Why should Customer 1 pay more for the same exact car as Customer 2? The MSRP is never paid and the dealer invoice is also a bogus. The whole industry stinks. Is it the consumer's fault that a Sales Person only gets paid $100 on the sale of the car? That is something that has to be worked out with the Sales Person and the Dealership. I tried Sales for 3 months and I was very productive, but I could not live with myself knowing that the whole transaction to the customer and to me was absolutely toilet paper.
I read the first paragraph of this article and it makes me sick. I’ve been in the car business for 20 years now and I’m here to tell you the mark-up in a mid-sized sedan “for example” is ridiculously low. Your Sales Consultant that is trying to help you with your purchase gets paid a whopping hundred dollars to help you out. (Sometimes they get a spiff or extra money from the manufacturer). Depending on the miles you drive and how long you keep your Auto buy a Service Contract. If you’re not putting much money down buy GAP insurance. Find a good Sales Consultant they will be glad to help you make the right decisions. Mr. Matthew de Paula is an idiot. He needs to manage a few Dealerships and read a few Financial Statements so he can educate himself on the information he is writing about.

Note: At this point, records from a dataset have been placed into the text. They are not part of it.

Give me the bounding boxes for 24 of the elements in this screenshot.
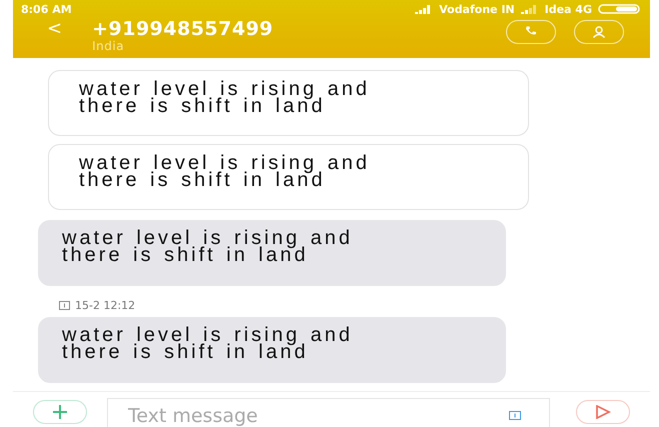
back-button[interactable]: < [21,18,92,39]
contact-button[interactable] [574,20,624,44]
person-icon [592,26,606,38]
add-button[interactable] [33,400,87,424]
call-button[interactable] [506,20,556,44]
carrier-name: Vodafone IN [439,2,515,16]
message-bubble: water level is rising and there is shift in land [48,144,529,210]
plus-icon [52,404,68,420]
battery-icon [598,4,642,14]
sim-icon [59,301,70,310]
contact-country: India [92,40,126,53]
send-button[interactable] [576,400,630,424]
sim-icon [509,411,521,420]
signal-icon [520,4,539,14]
message-bubble: water level is rising and there is shift in land [38,220,506,286]
message-text-input[interactable]: Text message [128,404,509,427]
contact-number: +919948557499 [92,18,274,40]
message-bubble: water level is rising and there is shift in land [38,317,506,383]
message-bubble: water level is rising and there is shift in land [48,70,529,136]
message-time: 15-2 12:12 [75,299,136,312]
message-input[interactable]: Text message [107,398,550,427]
send-icon [595,405,611,419]
carrier-name: Idea 4G [544,2,592,16]
status-time: 8:06 AM [21,2,72,16]
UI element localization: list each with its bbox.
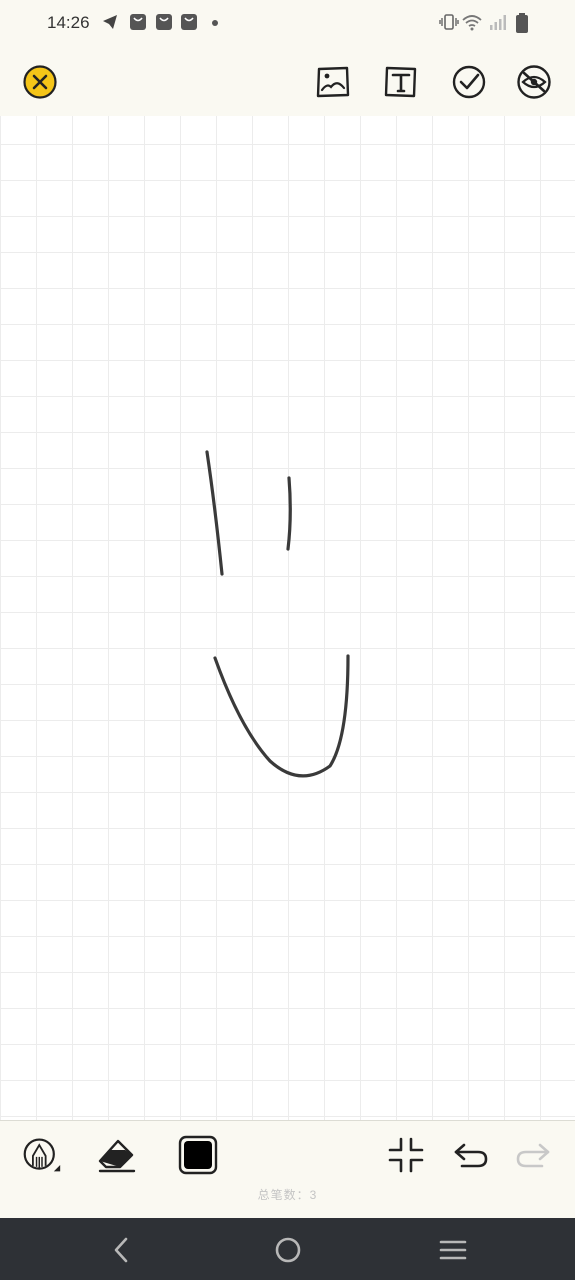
wifi-icon [462,13,482,36]
top-toolbar [0,46,575,116]
bottom-toolbar: 总笔数：3 [0,1120,575,1219]
vibrate-icon [439,13,459,36]
image-icon [316,66,350,98]
redo-button[interactable] [514,1135,554,1175]
hide-button[interactable] [516,64,552,100]
status-bar: 14:26 [0,0,575,46]
drawing-canvas[interactable] [0,116,575,1120]
hide-icon [517,65,551,99]
color-swatch [178,1135,218,1175]
drawn-stroke [286,476,292,551]
eraser-tool-button[interactable] [96,1135,136,1175]
close-icon [23,65,57,99]
check-icon [452,65,486,99]
redo-icon [516,1143,550,1168]
eraser-icon [98,1139,136,1173]
color-swatch-button[interactable] [178,1135,218,1175]
undo-button[interactable] [450,1135,490,1175]
recents-icon [439,1240,467,1260]
close-button[interactable] [22,64,58,100]
undo-icon [454,1143,488,1168]
dot-icon [210,13,220,36]
text-icon [384,66,417,98]
back-icon [114,1237,128,1263]
pencil-icon [23,1138,61,1172]
back-button[interactable] [104,1232,140,1268]
shopping-bag-icon [180,13,198,36]
home-icon [275,1237,301,1263]
insert-image-button[interactable] [315,64,351,100]
insert-text-button[interactable] [383,64,419,100]
shrink-button[interactable] [386,1135,426,1175]
status-time: 14:26 [47,13,90,32]
telegram-icon [101,13,119,36]
signal-icon [489,13,507,36]
confirm-button[interactable] [451,64,487,100]
shopping-bag-icon [129,13,147,36]
pencil-tool-button[interactable] [22,1135,62,1175]
drawn-stroke [213,654,350,778]
battery-icon [515,13,529,38]
shrink-icon [388,1137,424,1173]
drawn-stroke [205,450,224,576]
stroke-count-text: 总笔数：3 [257,1188,318,1202]
navigation-bar [0,1218,575,1280]
recents-button[interactable] [435,1232,471,1268]
shopping-bag-icon [155,13,173,36]
home-button[interactable] [270,1232,306,1268]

No one is saying that dealerships should not be entitled to make money. But there is a lot to be said on how they go about making that money. The Auto sale industry is adversarial because the car industry made it that way. I have heard dealers complain about the low profit margin on the vehicles they sell, and make comparisons to the furniture and jewelry business, claiming they have outrageous markup. Here is a question. What is the mark-up on the $250 fabric protection? The $400 window etching? The $300 undercoating or paint sealant? How much does the dealership make on an extended warranty? Or the Additional Dealer Maintenance sticker?
The other difference between Jewelry and Furniture and the car industry is that I do not expect to have to replace my diamond ring after 7 years or my dining room table after 8 years. Neither have the maintenance costs that cars have. My cost of owner ship on a dining room table is what I paid for it plus a can of Pledge every 6 months. I dont have to take my diamond into the shop after 3000 miles, and pay $50 to change the oil or $500 for new brakes. Remember, it is the dealerships that made this article necessary.